Turning to where General Jaxx stands, I hold up the piece. I don’t give a fuck that he was intending to have me killed. Hell, I’d have had me killed if I were him.

‘Sir,’ I shout.

He almost stumbles under the gun’s weight.

‘Sven,’ he says, ‘what is this?’

‘An abattoir pistol.’

He breaks it open, counts the rounds and flicks it shut again. Then he stares round at the dead bodies, the burnt furies and the waiting crowd. ‘An abattoir pistol? How apt. And Sven . . .’

I wait.

‘It’s an abattoir pistol, sir.’

Who knows how the general thumbs the oversized hammer while ducking an attacking fury’s first blow? Maybe his muscles are boosted. Takes General Jaxx two shots to kill the leading fury. A single shot to kill the one behind. Two rounds left and three furies to kill. He lived a bastard and will die a hero.

He’ll be happy with that.

I don’t stop to watch it happen.

Chapter 32

DEATH TO GENERAL JAXX BECOMES DOWN WITH OCTOV.
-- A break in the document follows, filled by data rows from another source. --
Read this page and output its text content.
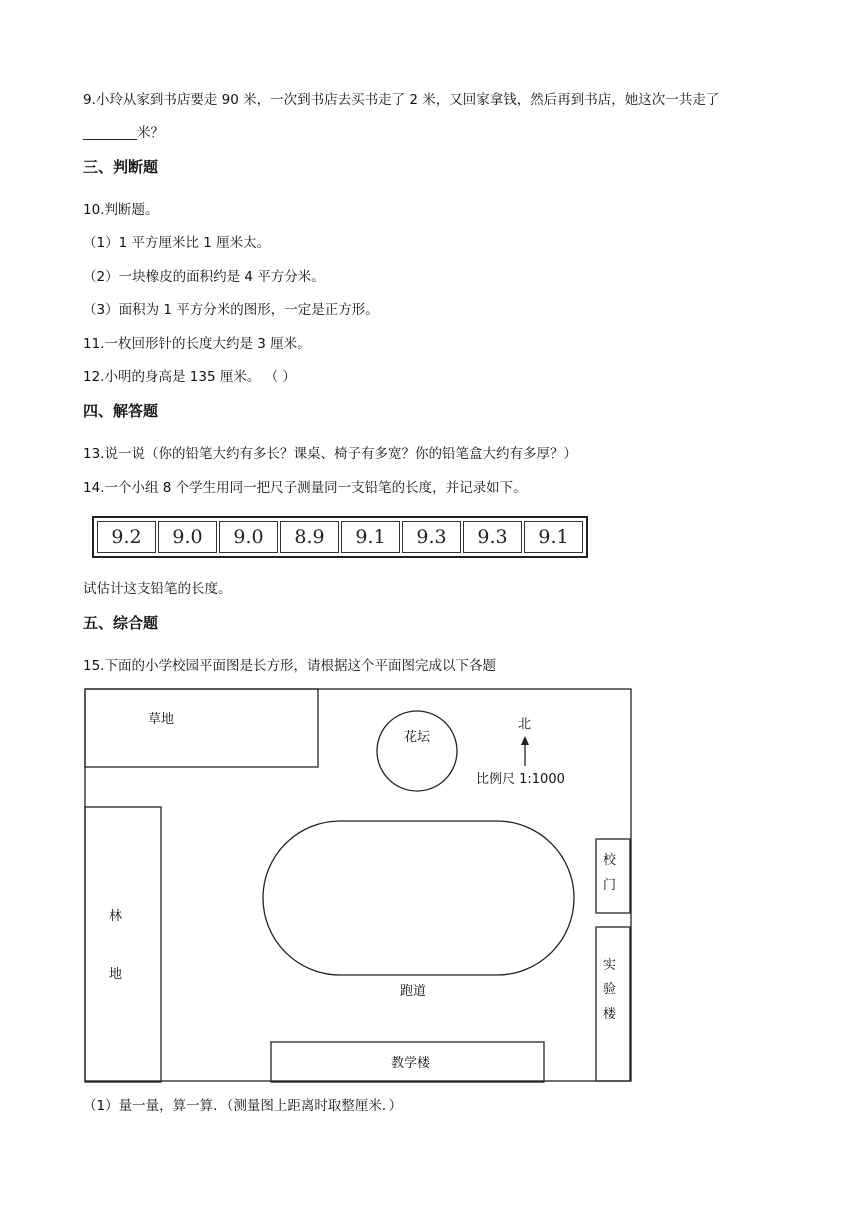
9.小玲从家到书店要走 90 米，一次到书店去买书走了 2 米，又回家拿钱，然后再到书店，她这次一共走了
________米？
三、判断题
10.判断题。
（1）1 平方厘米比 1 厘米太。
（2）一块橡皮的面积约是 4 平方分米。
（3）面积为 1 平方分米的图形，一定是正方形。
11.一枚回形针的长度大约是 3 厘米。
12.小明的身高是 135 厘米。 （ ）
四、解答题
13.说一说（你的铅笔大约有多长？课桌、椅子有多宽？你的铅笔盒大约有多厚？）
14.一个小组 8 个学生用同一把尺子测量同一支铅笔的长度，并记录如下。
9.2	9.0	9.0	8.9	9.1	9.3	9.3	9.1
试估计这支铅笔的长度。
五、综合题
15.下面的小学校园平面图是长方形，请根据这个平面图完成以下各题
草地
花坛
北
比例尺 1:1000
林
地
跑道
校
门
实
验
楼
教学楼
（1）量一量，算一算．（测量图上距离时取整厘米．）
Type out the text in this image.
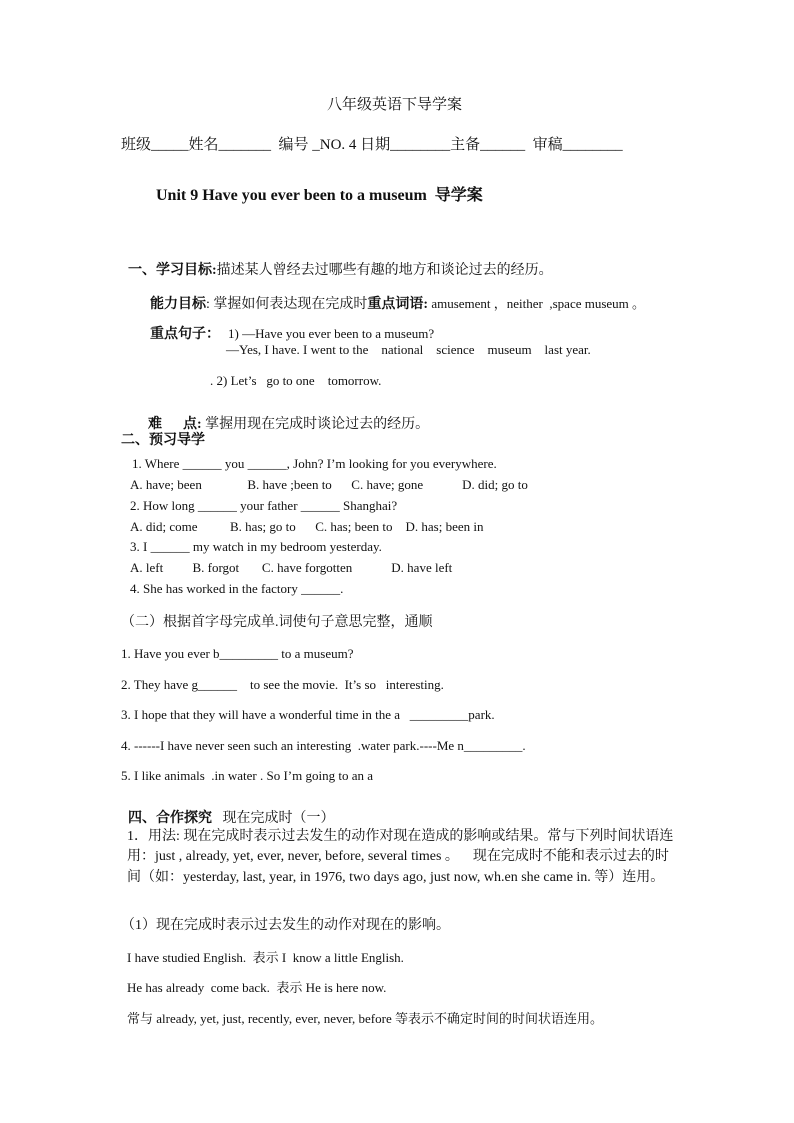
八年级英语下导学案
班级_____姓名_______  编号 _NO. 4 日期________主备______  审稿________
Unit 9 Have you ever been to a museum  导学案

一、学习目标:描述某人曾经去过哪些有趣的地方和谈论过去的经历。

能力目标: 掌握如何表达现在完成时重点词语: amusement ，neither  ,space museum 。

重点句子： 1) —Have you ever been to a museum?

—Yes, I have. I went to the    national    science    museum    last year.
. 2) Let’s   go to one    tomorrow.

难      点: 掌握用现在完成时谈论过去的经历。

二、预习导学
1. Where ______ you ______, John? I’m looking for you everywhere.
A. have; been              B. have ;been to      C. have; gone            D. did; go to
2. How long ______ your father ______ Shanghai?
A. did; come          B. has; go to      C. has; been to    D. has; been in
3. I ______ my watch in my bedroom yesterday.
A. left         B. forgot       C. have forgotten            D. have left
4. She has worked in the factory ______.
（二）根据首字母完成单.词使句子意思完整，通顺
1. Have you ever b_________ to a museum?
2. They have g______    to see the movie.  It’s so   interesting.
3. I hope that they will have a wonderful time in the a   _________park.
4. ------I have never seen such an interesting  .water park.----Me n_________.
5. I like animals  .in water . So I’m going to an a

四、合作探究   现在完成时（一）

1．用法: 现在完成时表示过去发生的动作对现在造成的影响或结果。常与下列时间状语连
用：just , already, yet, ever, never, before, several times 。    现在完成时不能和表示过去的时
间（如：yesterday, last, year, in 1976, two days ago, just now, wh.en she came in. 等）连用。
（1）现在完成时表示过去发生的动作对现在的影响。
I have studied English.  表示 I  know a little English.
He has already  come back.  表示 He is here now.
常与 already, yet, just, recently, ever, never, before 等表示不确定时间的时间状语连用。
Beginning raggedly, the chant gathers force. The crowd in the next square finds courage in its anger. All the militia units around them do is nod. Someone rips a picture of the emperor from a bar wall and that’s enough. The crowd turns from looting doubter houses to destroying posters and breaking statues.

As the window of a liquor store goes in, a boy clambers over brandy bottles to smash a figurine of OctoV in full uniform. When Leona steps forward, I grab her and swing her into a wall. ‘Get yourself killed in your own time. Until then, behave.’

The rumours start a few minutes later.

OctoV has been captured. He has been killed. He has taken refuge with our enemies the Enlightened. No, the Enlightened are our friends. OctoV’s on the run in Farlight. Then it is Vijay’s turn to drive the rumour.

The general’s son hides in a house on the next street. This is untrue, as we discover when we reach the building. He’s crossing the river. One of the rusted wrecks on the Emsworth landing fields is really a combat craft in disguise.

I don’t bother to follow the splinter group heading north.

The landing fields are a mountain of rust, broken spider bots and shacks. Anything in there that works was stolen years ago. And Per Olsen would have told me if anything strange was happening on his patch.

The crowd’s need to find Vijay is interesting.

Not so much what drives it.

As who drives it.

In twenty-nine years of life, most of those with the Legion, and one in the Death’s Head, I’ve seen my share of slaughter and looting. But something other than anger and alcohol is driving this crowd.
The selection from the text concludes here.